Italy’s deep-rooted domestic soccer crisis reached a breaking point on Tuesday night. The national team officially failed to qualify for the 2026 World Cup. Reduced to 10 men, Italy suffered a catastrophic penalty shootout defeat to 66th-ranked Bosnia and Herzegovina in Sarajevo. This cements their third consecutive absence from the tournament.
The historic collapse leaves a nation grappling with a bleak new reality. What was once considered an unthinkable fluke in 2018 has solidified into an institutional norm. The failure is driven by severe scheduling conflicts and a domestic league prioritizing television revenue over national team preparation.
On Wednesday morning, the domestic fallout was swift. Major national papers heavily condemned the failure, according to a detailed report covering the media backlash. A front-page editorial in La Gazzetta dello Sport famously branded the elimination “the third apocalypse.” The publication grimly noted that the catastrophe has “lost its sense of shock” and become an expected routine in the world of sports.

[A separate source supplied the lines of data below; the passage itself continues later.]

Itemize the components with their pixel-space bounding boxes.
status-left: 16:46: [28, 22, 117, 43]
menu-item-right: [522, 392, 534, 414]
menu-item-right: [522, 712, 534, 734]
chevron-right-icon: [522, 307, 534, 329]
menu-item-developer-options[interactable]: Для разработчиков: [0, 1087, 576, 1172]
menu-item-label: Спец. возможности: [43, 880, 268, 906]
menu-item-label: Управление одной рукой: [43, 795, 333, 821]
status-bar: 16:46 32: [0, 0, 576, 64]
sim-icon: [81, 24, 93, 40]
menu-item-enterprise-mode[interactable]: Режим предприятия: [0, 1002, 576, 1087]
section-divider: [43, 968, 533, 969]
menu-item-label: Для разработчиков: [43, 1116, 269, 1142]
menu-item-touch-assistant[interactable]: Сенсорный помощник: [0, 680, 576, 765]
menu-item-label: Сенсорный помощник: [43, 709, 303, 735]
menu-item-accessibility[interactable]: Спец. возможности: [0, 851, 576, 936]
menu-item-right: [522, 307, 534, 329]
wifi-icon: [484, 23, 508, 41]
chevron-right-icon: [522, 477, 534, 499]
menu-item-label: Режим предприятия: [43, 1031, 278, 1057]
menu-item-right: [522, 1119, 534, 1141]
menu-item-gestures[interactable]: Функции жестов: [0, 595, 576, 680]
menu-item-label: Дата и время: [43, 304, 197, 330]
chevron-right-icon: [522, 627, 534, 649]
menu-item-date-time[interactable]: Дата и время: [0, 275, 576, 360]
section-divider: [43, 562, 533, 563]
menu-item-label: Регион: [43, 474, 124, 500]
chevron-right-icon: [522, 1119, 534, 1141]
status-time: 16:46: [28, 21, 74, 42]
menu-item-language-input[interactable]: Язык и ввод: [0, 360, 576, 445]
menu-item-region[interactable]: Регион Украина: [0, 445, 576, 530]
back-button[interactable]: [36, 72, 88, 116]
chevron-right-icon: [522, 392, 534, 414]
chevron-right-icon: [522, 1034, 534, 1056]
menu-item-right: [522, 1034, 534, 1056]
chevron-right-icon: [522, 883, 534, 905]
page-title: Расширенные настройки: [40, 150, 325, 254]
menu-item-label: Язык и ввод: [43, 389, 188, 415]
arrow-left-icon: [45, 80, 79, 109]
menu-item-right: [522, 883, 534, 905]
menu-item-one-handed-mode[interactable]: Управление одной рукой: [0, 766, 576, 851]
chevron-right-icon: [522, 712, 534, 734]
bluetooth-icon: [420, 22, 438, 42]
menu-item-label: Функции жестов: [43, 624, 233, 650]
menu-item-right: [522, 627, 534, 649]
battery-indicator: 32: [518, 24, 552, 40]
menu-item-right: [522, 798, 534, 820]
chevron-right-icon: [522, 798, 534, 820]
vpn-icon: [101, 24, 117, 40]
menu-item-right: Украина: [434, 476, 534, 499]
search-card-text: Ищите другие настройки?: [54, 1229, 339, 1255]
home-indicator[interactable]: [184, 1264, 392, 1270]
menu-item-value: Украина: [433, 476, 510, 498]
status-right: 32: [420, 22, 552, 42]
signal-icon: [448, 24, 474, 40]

Head coach Gennaro Gattuso accepted the blame for the defeat. Speaking after the match, a visibly emotional Gattuso stated his squad didn’t “deserve this beating” and highlighted the blown opportunities on the pitch.
Italy has not won a World Cup knockout match since they won the entire tournament in 2006. The team was eliminated in the qualifying playoffs by Sweden in 2018, North Macedonia in 2022, and now Bosnia and Herzegovina in 2026.
The Broader Impact
The Italian media’s rhetorical shift from viewing World Cup absences as a crisis to accepting them as the new norm represents a massive psychological downgrade for a traditional global powerhouse. The underlying catalyst driving this persistent decline points directly to systemic issues within Italian soccer governance.
National team coaches have continuously lobbied for expanded training camps outside of preset FIFA international windows. Under intense pressure from TV rights holders, Serie A has repeatedly refused to adjust league schedules. This institutional friction peaked just days before the playoff. A high-stakes Fiorentina versus Inter Milan match featuring multiple Italian national players was scheduled for Sunday night. This left players exhausted just hours before the national training camp opened on Monday.
Bosnia and Herzegovina successfully secured a historic advancement. Meanwhile, Serie A and its domestic TV broadcasting partners are currently facing immense public scrutiny. The national team’s woe perfectly mirrors the broader decline of Italian club soccer in Europe, where all four Italian clubs were eliminated before the quarterfinals of this season’s Champions League.